Un jeune homme de 22 ans, Léon, passe en effet au moins deux fois chaque jour sur la place,
à l’aller et au retour de son domicile à son lieu de travail. Le jeune employé des postes habite chez
son père – Jean-Baptiste, un ancien cantinier militaire d’origine alsacienne, fier d’être propriétaire
de sa maison rue du Chasnot. La poste centrale était alors à côté du palais Granvelle, face à l’église
Saint-Maurice : le nom d’ « ancienne poste » est restée à la galerie municipale qui en occupe
l’emplacement, libéré par la construction des bâtiments de la rue Proudhon que le Président de la
République a inaugurés en 1911.
Peut-être aurait-il pu prendre le « tramway électrique », qui à l’époque desservait le centre ville : il
aurait pris la ligne qui mène de l’église des Chaprais à Canot, en passant par la rue de Préfecture ;
mais il a sans doute préféré faire le trajet à pieds, et s’arrêter sur la place Saint-Pierre… peut-être
d’abord pour acheter le journal du jour.
Comment les choses se sont-elles concrétisées entre le jeune postier et la demoiselle du
kiosque ? On peut facilement imaginer bien des situations… Bref, les jeunes gens n’attendent pas
l’autorisation des parents pour donner naissance à un garçon, Henri, en 1903.
II faut dire que Jean-Baptiste refuse d’abord de cautionner le mariage de son fils : la famille de
la jeune fille n’est pas assez « assez bien », et Léon est encore bien jeune. Surnuméraire dans
l’administration des postes (non-titulaire, en attente qu’un poste de fonctionnaire se libère : apprenti
en quelque sorte), il n’a pas encore vraiment le pied à l’étrier. Il faudra qu’il trouve un meilleur parti !
Le jeune Henri est donc élevé par sa mère, qui s’installe dans la rue des Granges, peut-être avec le
père de son enfant, devenu « commis des postes ». Mais officiellement, le domicile de Séraphine,
comme celui de Léon, reste celui de leurs parents respectifs.
Cependant, Jean-Baptiste doit bien se rendre à l’évidence : Léon est son seul garçon, et ce ne
sont pas les filles qui transmettront son nom à leurs enfants. L’insistance finit par porter ses fruits et
le père doit se résoudre à accepter le mariage. Il a lieu en 1906, et il y est présent.

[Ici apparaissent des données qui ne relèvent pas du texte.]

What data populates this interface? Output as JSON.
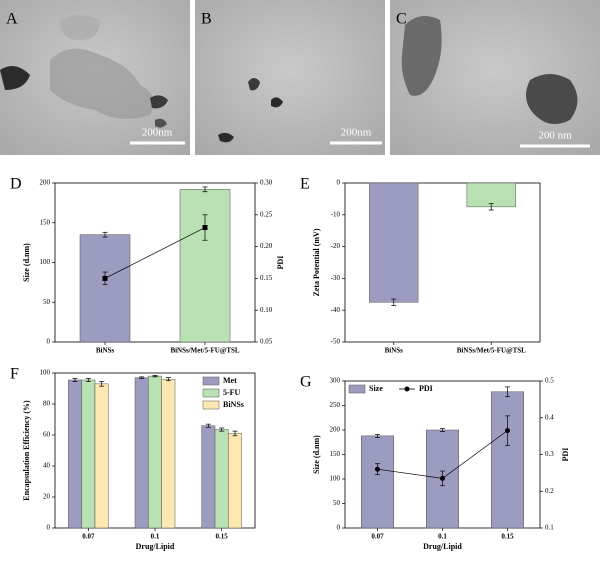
{
  "images": [
    {
      "letter": "A",
      "scale_label": "200nm"
    },
    {
      "letter": "B",
      "scale_label": "200nm"
    },
    {
      "letter": "C",
      "scale_label": "200 nm"
    }
  ],
  "chart_data": [
    {
      "type": "bar",
      "panel": "D",
      "ylabel": "Size (d.nm)",
      "y2label": "PDI",
      "categories": [
        "BiNSs",
        "BiNSs/Met/5-FU@TSL"
      ],
      "ylim": [
        0,
        200
      ],
      "yticks": [
        0,
        50,
        100,
        150,
        200
      ],
      "y2lim": [
        0.05,
        0.3
      ],
      "y2ticks": [
        0.05,
        {
          "value": 0.1,
          "label": "0.10"
        },
        0.15,
        {
          "value": 0.2,
          "label": "0.20"
        },
        0.25,
        {
          "value": 0.3,
          "label": "0.30"
        }
      ],
      "series": [
        {
          "colors": [
            "#9c9cc0",
            "#b9e1b3"
          ],
          "values": [
            135,
            192
          ],
          "errors": [
            3,
            3
          ]
        },
        {
          "type": "line",
          "axis": "y2",
          "marker": "square",
          "color": "#000000",
          "values": [
            0.15,
            0.23
          ],
          "errors": [
            0.01,
            0.02
          ]
        }
      ]
    },
    {
      "type": "bar",
      "panel": "E",
      "ylabel": "Zeta Potential (mV)",
      "categories": [
        "BiNSs",
        "BiNSs/Met/5-FU@TSL"
      ],
      "ylim": [
        -50,
        0
      ],
      "yticks": [
        -50,
        -40,
        -30,
        -20,
        -10,
        0
      ],
      "series": [
        {
          "colors": [
            "#9c9cc0",
            "#b9e1b3"
          ],
          "values": [
            -37.5,
            -7.5
          ],
          "errors": [
            1,
            1
          ]
        }
      ]
    },
    {
      "type": "bar",
      "panel": "F",
      "ylabel": "Encapsulation Efficiency (%)",
      "xlabel": "Drug/Lipid",
      "categories": [
        "0.07",
        "0.1",
        "0.15"
      ],
      "ylim": [
        0,
        100
      ],
      "yticks": [
        0,
        20,
        40,
        60,
        80,
        100
      ],
      "legend": "upper right",
      "series": [
        {
          "name": "Met",
          "color": "#9c9cc0",
          "values": [
            95.5,
            97,
            66
          ],
          "errors": [
            1,
            0.5,
            1
          ]
        },
        {
          "name": "5-FU",
          "color": "#b9e1b3",
          "values": [
            95.5,
            98,
            63.5
          ],
          "errors": [
            1,
            0.5,
            1
          ]
        },
        {
          "name": "BiNSs",
          "color": "#fde8b2",
          "values": [
            93,
            96,
            61
          ],
          "errors": [
            1.5,
            1,
            1.5
          ]
        }
      ]
    },
    {
      "type": "bar",
      "panel": "G",
      "ylabel": "Size (d.nm)",
      "y2label": "PDI",
      "xlabel": "Drug/Lipid",
      "categories": [
        "0.07",
        "0.1",
        "0.15"
      ],
      "ylim": [
        0,
        300
      ],
      "yticks": [
        0,
        50,
        100,
        150,
        200,
        250,
        300
      ],
      "y2lim": [
        0.1,
        0.5
      ],
      "y2ticks": [
        0.1,
        0.2,
        0.3,
        0.4,
        0.5
      ],
      "legend": "upper left",
      "series": [
        {
          "name": "Size",
          "color": "#9c9cc0",
          "values": [
            188,
            200,
            278
          ],
          "errors": [
            3,
            3,
            10
          ]
        },
        {
          "name": "PDI",
          "type": "line",
          "axis": "y2",
          "marker": "circle",
          "color": "#000000",
          "values": [
            0.26,
            0.235,
            0.365
          ],
          "errors": [
            0.015,
            0.02,
            0.04
          ]
        }
      ]
    }
  ]
}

Veuf en 1909, Jean-Baptiste se remarie trois ans plus tard avec une veuve de Baume-les-Dames ;
mais il a 65 ans et, même si la nouvelle épouse a vingt ans de moins, et la naissance d’un rejeton
est pour le moins hypothétique.
Contrairement à son frère, lieutenant dans un bataillon de chasseurs, Léon n’apparaît pas au
remariage de son père. C’est qu’une condition draconienne accompagne le mariage de Léon : le
ménage doit quitter Besançon.
Le postier poursuit donc sa carrière hors de sa ville natale, et accepte en 1920 une situation
dans un protectorat du Moyen Orient, lors d’une réorganisation du service postal militaire, avec
l’équivalence du grade militaire de commandant : il y reste 14 ans, sans obtenir à son grand regret
la prolongation qui lui aurait permis d’y atteindre la retraite. Sa famille l’avait rejoint et leur fils y fait
son service militaire.
Vingt-trois ans après le fils, une fille apparaît dans le ménage : Madeleine naît en 1926. Son père
a alors 48 ans, sa mère 44, et son frère 23… Henri se marie alors que sa sœur a 2 ans ; il meurt
en 1977.
Rentré en France en 1934, l’employé des postes reste trois ans à Nancy, puis prend sa retraite
à Besançon en 1936. Il s’installe en location dans un appartement laissé vacant par le décès de sa
propriétaire, au deuxième étage d’un immeuble donnant sur un square du centre-ville : leur fille, 68
ans plus tard, était encore locataire de ce même appartement : elle y est décédée en 2003.